The Human Cognitive and Behavioral Science RFA prioritizes research that produces foundational knowledge about the neurobehavioral differences associated with ASD. These projects are expected to inform or relate to the development and refinement of tools needed for translational efforts, such as biomarkers and outcome measures. Special emphasis is placed on objective, quantitative measures that may be used in conjunction with standardized clinical measures and genomic information to better characterize phenotypic and neurobiological variability within and across individuals with ASD.
Three tracks are offered within this RFA solicitation: Explorer, Expansion and Collaboration. The Explorer track is appropriate for early-stage projects in which establishing feasibility and proof-of-concept are the most relevant outcomes of the grant period. The Expansion track is appropriate for more mature projects with evidence of feasibility and preliminary validity, for which goals such as scalability, generalizability and/or more comprehensive measure validation are now the most relevant translational outcomes. The Collaboration track is appropriate for multi-lab, cross-institutional collaborative projects. Collaborative proposals should be built around transdisciplinary teams tackling a critical issue in the neurobehavioral differences of autism, with clear translational implications. Collaborations among different institutions are strongly encouraged. SFARI will consider funding a limited number of Collaboration proposals. As such, the proposal must provide a strong rationale for how synergies across multiple disciplines will be leveraged.

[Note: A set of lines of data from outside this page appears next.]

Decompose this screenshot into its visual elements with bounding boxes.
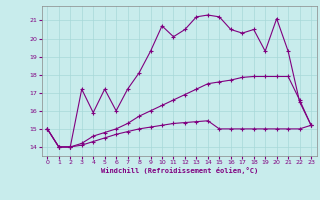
X-axis label: Windchill (Refroidissement éolien,°C): Windchill (Refroidissement éolien,°C) (100, 167, 258, 174)
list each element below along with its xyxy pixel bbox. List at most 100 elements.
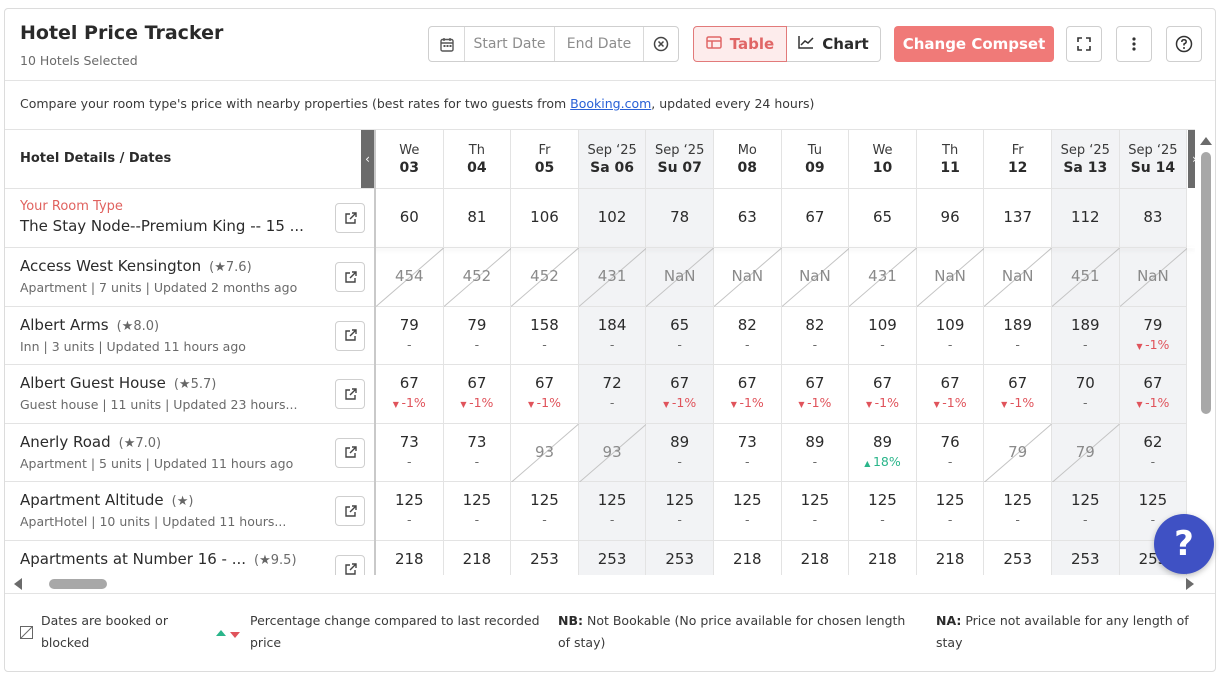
booked-hatch	[1119, 248, 1188, 307]
your-room-row: Your Room Type The Stay Node--Premium Ki…	[5, 189, 374, 248]
price-change: -	[407, 512, 412, 527]
date-header-line1: Sep ‘25	[587, 143, 637, 158]
your-room-price-cell: 112	[1052, 189, 1119, 248]
price-cell: 253	[984, 541, 1051, 576]
price-change: -	[1150, 512, 1156, 527]
horizontal-scrollbar[interactable]	[9, 575, 1199, 591]
change-compset-button[interactable]: Change Compset	[894, 26, 1054, 62]
down-arrow-icon: ▼	[730, 400, 740, 409]
price-cell: 218	[917, 541, 984, 576]
hotel-name: Albert Arms (★8.0)	[20, 316, 159, 334]
price-value: 67	[467, 374, 487, 392]
booked-hatch	[376, 248, 444, 307]
external-link-icon[interactable]	[335, 554, 365, 575]
date-header-line1: We	[399, 143, 420, 158]
price-change: -	[474, 512, 480, 527]
price-cell: 125 -	[714, 482, 781, 541]
chart-icon	[798, 35, 814, 53]
vertical-scroll-thumb[interactable]	[1201, 152, 1211, 414]
price-cell: NaN	[1119, 248, 1188, 307]
help-icon[interactable]	[1166, 26, 1202, 62]
vertical-scrollbar[interactable]	[1198, 134, 1214, 596]
external-link-icon[interactable]	[335, 496, 365, 526]
price-value: 78	[670, 208, 690, 226]
price-change-value: -1%	[671, 395, 697, 410]
down-arrow-icon: ▼	[1136, 341, 1146, 351]
your-room-price-cell: 78	[646, 189, 713, 248]
external-link-icon[interactable]	[335, 320, 365, 351]
price-value: 125	[935, 491, 965, 509]
price-value: 93	[602, 442, 622, 461]
hotel-meta: Guest house | 11 units | Updated 23 hour…	[20, 397, 298, 412]
end-date-input[interactable]: End Date	[555, 27, 644, 61]
chart-view-label: Chart	[822, 35, 869, 53]
price-value: 184	[597, 315, 627, 334]
hotel-rating: (★)	[171, 494, 194, 509]
price-cell: 109 -	[849, 307, 916, 365]
clear-icon[interactable]	[644, 27, 678, 61]
price-value: 125	[800, 491, 830, 509]
hotel-meta: Inn | 3 units | Updated 11 hours ago	[20, 338, 246, 354]
price-change: -	[880, 336, 885, 352]
start-date-input[interactable]: Start Date	[465, 27, 555, 61]
hatch-icon	[20, 624, 33, 646]
price-value: 125	[665, 491, 694, 509]
date-column-header: Th 04	[443, 130, 511, 189]
your-room-name: The Stay Node--Premium King -- 15 ...	[20, 217, 304, 235]
hotel-row: Albert Guest House (★5.7) Guest house | 11…	[5, 365, 374, 424]
price-value: 125	[1070, 491, 1100, 509]
more-icon[interactable]	[1116, 26, 1152, 62]
price-change: ▼ -1%	[849, 395, 916, 410]
price-change: ▼ -1%	[646, 395, 713, 410]
hotel-rating-value: 8.0	[133, 318, 155, 334]
external-link-icon[interactable]	[335, 379, 365, 409]
your-room-price-cell: 102	[578, 189, 646, 248]
price-change: -	[677, 512, 682, 527]
date-header-line2: 04	[467, 160, 487, 176]
hotel-rating: (★8.0)	[116, 318, 160, 334]
fullscreen-icon[interactable]	[1066, 26, 1102, 62]
price-value: 67	[1143, 374, 1163, 392]
horizontal-scroll-thumb[interactable]	[49, 579, 107, 589]
price-cell: 89 -	[646, 424, 713, 482]
price-cell: NaN	[984, 248, 1052, 307]
price-change-value: -1%	[739, 395, 764, 410]
date-header-line2: 12	[1007, 160, 1028, 176]
date-header-line1: Sep ‘25	[655, 143, 705, 158]
price-value: NaN	[934, 267, 966, 285]
external-link-icon[interactable]	[335, 437, 365, 468]
table-view-button[interactable]: Table	[693, 26, 787, 62]
price-value: 125	[597, 491, 627, 509]
price-change: ▼ -1%	[444, 395, 511, 410]
price-value: 158	[530, 315, 559, 334]
price-value: NaN	[1137, 267, 1169, 285]
booking-link[interactable]: Booking.com	[570, 96, 652, 111]
price-cell: 79 ▼ -1%	[1119, 307, 1187, 365]
scroll-right-button[interactable]: ›	[1188, 130, 1195, 188]
price-value: 218	[800, 549, 830, 568]
external-link-icon[interactable]	[335, 203, 365, 233]
view-toggle: Table Chart	[693, 26, 881, 62]
price-cell: 253	[511, 541, 578, 576]
external-link-icon[interactable]	[335, 262, 365, 292]
date-header-line2: Sa 06	[590, 160, 635, 176]
date-column: Sep ‘25 Sa 13 112 451 189 - 70 - 79 125 - 253	[1052, 130, 1120, 575]
price-change: -	[947, 336, 953, 352]
help-chat-button[interactable]: ?	[1154, 514, 1214, 574]
price-value: 218	[462, 549, 492, 568]
price-change: -	[407, 453, 412, 469]
down-arrow-icon: ▼	[527, 400, 537, 409]
price-change-value: -1%	[536, 395, 561, 410]
chart-view-button[interactable]: Chart	[787, 26, 881, 62]
price-cell: NaN	[781, 248, 850, 307]
your-room-price-cell: 137	[984, 189, 1051, 248]
collapse-column-button[interactable]: ‹	[361, 130, 374, 188]
your-room-price-cell: 106	[511, 189, 578, 248]
price-value: 67	[805, 208, 825, 226]
hotel-rating: (★7.0)	[118, 435, 162, 451]
price-cell: 67 ▼ -1%	[714, 365, 781, 424]
date-column-header: Sep ‘25 Su 14	[1119, 130, 1187, 189]
price-value: 67	[737, 374, 757, 392]
calendar-icon[interactable]	[429, 27, 465, 61]
price-table: We 03 60 454 79 - 67 ▼ -1% 73 - 125 - 218 Th 04 81 452 79…	[5, 129, 1195, 575]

The Foundation encourages studies that capitalize on approaches that are informed by recent advances in computer vision, machine learning and speech processing, as well as psychophysics and non-invasive neuroscience techniques (e.g., EEG and MRI). SFARI has a strong interest in developmentally focused studies in areas that include, but are not limited to, communicative, social and ritualistic/stereotyped behavior, as well as sensory and motor function. SFARI also recognizes the importance of domains of function, such as attention, learning and memory, and sleep, in influencing core ASD diagnostic domains. While applications may propose laboratory-based measures, the Foundation is especially interested in real-world, scalable and quantitative measures of behavior (e.g., wearable devices and other methods of digital phenotyping).
The Foundation also encourages proposals that not only quantify specific phenotypes but also may contribute to the development of scalable innovative technologies for improving interventions and supports in humans. Successful applications would include a clear rationale for how the digital technology could be deployed to increase, maintain, or improve quantifiable functional outcomes in individuals with autism; for example, machine learning approaches that could amplify measurable gains from intensive behavioral interventions would be of interest.